Was beeinflusst noch die Kurse von Kryptowährungen?
Ähnlich wie bei Aktien spielen die Cashflows und übergeordnet die Geldpolitik eine wesentliche Rolle. Die Realzinsen sind wie gesagt besonders wichtig für Wertaufbewahrungstokens ohne Cashflows wie Bitcoin oder Gold. Mittelfristig sind die technologischen Entwicklungen dieser Projekte massgebend – und die regulatorischen Rahmenbedingungen.

 

  

«Kryptowährungen können Transaktionen schneller und günstiger abwickeln.»

Welches sind die angesagtesten Kryptowährungen?
Wir setzen neben Bitcoin aktuell auf Ethereum und Tokens aus dem dezentralen Finanzsystem.

Oft wird bei Kryptowährungen der grosse Stromverbrauch kritisiert, der beim Mining entsteht. Gemäss Experten sind es pro Jahr rund 125 TWh, was etwa 0,6 Prozent des weltweiten Stromverbrauchs entspricht. Ist das noch opportun in Zeiten, wo Energie gespart werden sollte?
Bitcoin verbraucht ungefähr so viel Energie wie alle Tumbler auf der Welt. Gegenüber Gold sieht Bitcoin sogar grün aus, wenn die ganzen Landschäden und Chemikalien berücksichtigt werden. Falls sich Bitcoin tatsächlich zu einem alternativen Wertaufbewahrungsmittel entwickelt, ist man allenfalls bereit, diesen Verbrauch für die Sicherheit des Systems aufzuwerfen. Andererseits wechseln immer mehr Krypto-Projekte wie Ethereum zum effizienteren «proof of stake»-Mechanismus und werden damit mehr als 99 Prozent energieeffizienter.

Wie gehen Laien am besten vor, wenn sie ins Krypto-Business einsteigen wollen?
Ich finde es lehrreich, wenn man selbst ein Wallet eröffnen und mit wenig Geld an die Kryptobörsen geht, um den Prozess zu verstehen. Für einige wird es kompliziert und befremdlich sein, die eigenen Passwörter zu verwalten und am Puls der Entwicklungen im Kryptomarkt zu bleiben. Diese werden sich mittelfristig möglicherweise für einen aktiv verwalteten Fonds wie unseren entscheiden.

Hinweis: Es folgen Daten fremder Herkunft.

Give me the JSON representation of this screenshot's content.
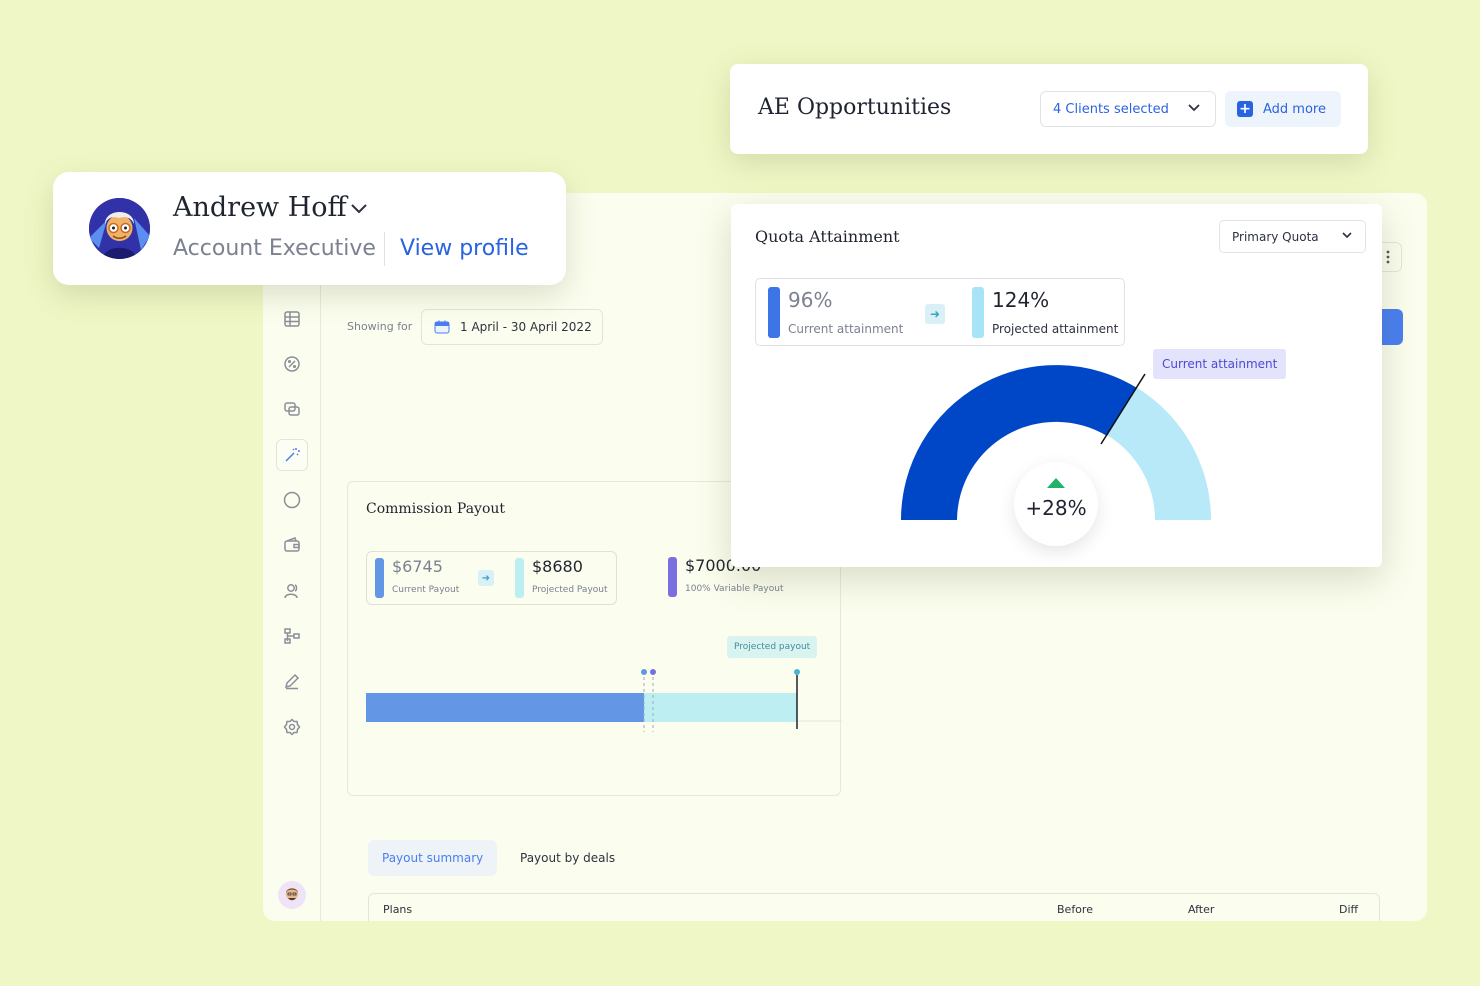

Wie wird sich der Kryptomarkt in den kommenden Jahren entwickeln?
Etwa 95 Prozent der Start-up-Projekte werden sich nicht durchsetzen und verschwinden, deshalb ist Diversifikation entscheidend. Wir konzentrieren uns deshalb auf Wertschriftentokens wie Ethereum oder solche aus dem dezentralen Finanzsystem, also aus der Blockchain. Diese werden unserer Meinung nach einen sehr disruptiven Charakter für das bestehende Finanzsystem (Banken, Börsen etc.) haben und generieren auch Cashflows.